Ademais, a interpretação da controvérsia deve levar em consideração que o ordenamento jurídico nacional prevê, em diversas passagens, proteções privilegiadas aos trabalhadores, como se extrai da Constituição Federal [18], artigo 7º, XI, que estabelece a participação dos mesmos nos lucros, ou do artigo 83 da Lei de Falências e Recuperação de Empresas [19], que impõe ordem de prioridade na falência situando-os à frente de outros credores.

Com efeito, também a segunda posição apresenta equívoco, pois a disposição estatutária acerca dessa prioridade seria de legalidade completamente discutível e, no caso de omissão estatutária o problema persistiria.

Destarte, entende-se que os debenturistas, caso o estatuto lhes proporcione uma participação nos lucros, serão os últimos na ordem de participação, observando-se estritamente a ordem do artigo 191.

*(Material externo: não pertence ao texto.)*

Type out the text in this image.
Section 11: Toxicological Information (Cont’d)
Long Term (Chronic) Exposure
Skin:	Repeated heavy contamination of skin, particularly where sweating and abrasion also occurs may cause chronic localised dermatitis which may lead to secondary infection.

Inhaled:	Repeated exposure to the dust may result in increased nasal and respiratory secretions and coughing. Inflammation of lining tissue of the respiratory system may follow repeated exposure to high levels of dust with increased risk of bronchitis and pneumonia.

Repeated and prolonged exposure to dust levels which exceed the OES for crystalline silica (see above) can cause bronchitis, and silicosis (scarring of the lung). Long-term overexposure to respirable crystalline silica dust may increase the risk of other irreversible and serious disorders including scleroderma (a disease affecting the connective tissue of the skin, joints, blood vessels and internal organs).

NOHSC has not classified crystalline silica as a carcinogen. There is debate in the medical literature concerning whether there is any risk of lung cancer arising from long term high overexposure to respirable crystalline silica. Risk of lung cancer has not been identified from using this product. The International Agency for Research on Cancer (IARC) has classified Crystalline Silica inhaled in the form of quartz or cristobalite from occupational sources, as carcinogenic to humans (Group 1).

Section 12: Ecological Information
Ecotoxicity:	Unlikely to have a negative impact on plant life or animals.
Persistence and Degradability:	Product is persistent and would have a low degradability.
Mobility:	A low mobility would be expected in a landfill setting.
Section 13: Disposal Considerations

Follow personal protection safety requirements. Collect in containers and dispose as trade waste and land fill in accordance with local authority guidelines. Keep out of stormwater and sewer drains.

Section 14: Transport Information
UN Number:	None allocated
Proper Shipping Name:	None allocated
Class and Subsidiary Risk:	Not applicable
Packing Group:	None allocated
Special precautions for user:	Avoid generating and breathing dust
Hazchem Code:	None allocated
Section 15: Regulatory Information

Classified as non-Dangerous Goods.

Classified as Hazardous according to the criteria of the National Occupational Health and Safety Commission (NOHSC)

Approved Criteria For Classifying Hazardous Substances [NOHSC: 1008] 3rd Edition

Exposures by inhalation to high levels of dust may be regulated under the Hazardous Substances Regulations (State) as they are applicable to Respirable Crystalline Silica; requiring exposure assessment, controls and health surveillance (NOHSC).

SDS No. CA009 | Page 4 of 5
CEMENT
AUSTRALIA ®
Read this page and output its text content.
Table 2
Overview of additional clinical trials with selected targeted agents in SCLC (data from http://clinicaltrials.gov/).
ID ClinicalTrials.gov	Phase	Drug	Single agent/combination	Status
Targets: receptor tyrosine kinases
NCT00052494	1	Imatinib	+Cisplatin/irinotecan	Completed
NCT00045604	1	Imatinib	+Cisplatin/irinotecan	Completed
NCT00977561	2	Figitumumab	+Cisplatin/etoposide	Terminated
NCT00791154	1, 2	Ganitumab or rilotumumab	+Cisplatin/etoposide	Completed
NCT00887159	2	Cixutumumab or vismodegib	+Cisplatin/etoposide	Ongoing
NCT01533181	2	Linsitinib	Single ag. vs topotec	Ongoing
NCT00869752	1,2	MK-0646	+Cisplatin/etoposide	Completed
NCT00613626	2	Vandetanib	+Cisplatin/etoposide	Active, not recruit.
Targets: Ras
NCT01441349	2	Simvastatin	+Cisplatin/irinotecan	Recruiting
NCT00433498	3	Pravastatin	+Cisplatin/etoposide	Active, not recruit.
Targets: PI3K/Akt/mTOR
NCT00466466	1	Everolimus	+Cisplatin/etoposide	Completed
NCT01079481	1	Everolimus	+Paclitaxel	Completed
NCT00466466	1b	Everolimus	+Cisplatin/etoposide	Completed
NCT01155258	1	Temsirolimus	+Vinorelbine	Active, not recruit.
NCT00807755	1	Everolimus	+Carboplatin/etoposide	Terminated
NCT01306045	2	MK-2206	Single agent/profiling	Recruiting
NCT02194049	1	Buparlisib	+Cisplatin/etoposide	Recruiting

Vale salientar, outrossim, o entendimento adotado pela Comissão de Valores Mobiliários no parecer CVM/SJU nº 034/95 [20], que, corretamente, diferencia a participação nos lucros dos empregados instituída pela Lei 10.101 [21] e a participação nos lucros dos empregados prevista no artigo 191 da Lei 6.404, que ora se estuda, no sentido de que a primeira constituí despesa da sociedade estabelecida em conformidade com a Lei de proteção ao trabalhador e acordo ou convenção coletiva em que é especificada, enquanto que a última constitui liberalidade da sociedade anônima estabelecida nos estatutos.

Não obstante ser uma liberalidade estatutária, instituídas as participações da Lei do anonimato entende-se que é vedado às sociedades anônimas modificar a ordem de cálculo prevista em Lei, de modo que, uma vez optando por instituir a liberalidade, deverá a sociedade observar estritamente a ordem legal, não sendo possível estabelecer outra nos estatutos em prejuízo dos beneficiados pela norma.

Com efeito, por uma questão de respeito à Lei do anonimato, a participação nos lucros dos detentores de debêntures que atribuam aos seus titulares esse direito deve ser calculada após o abatimento da participação, nessa ordem, de empregados, administradores e partes beneficiárias.

Contudo, no caso do estatuto dispor diferentemente da ordem legal, mas de forma que nenhum dos beneficiários tenha prejuízo, entende-se que a falta de interesse de agir inviabilizará qualquer tipo de impugnação, mas o pagamento das participações deve obedecer à normatização do artigo 201 da Lei do anonimato,sendo pago apenas "à conta de lucro líquido do exercício, de lucros acumulados ou de reserva de lucros", gerando responsabilidade aos administradores que empreenderem o pagamento de forma diversa e não sendo exigível a restituição dos beneficiários que recebam de boa-fé.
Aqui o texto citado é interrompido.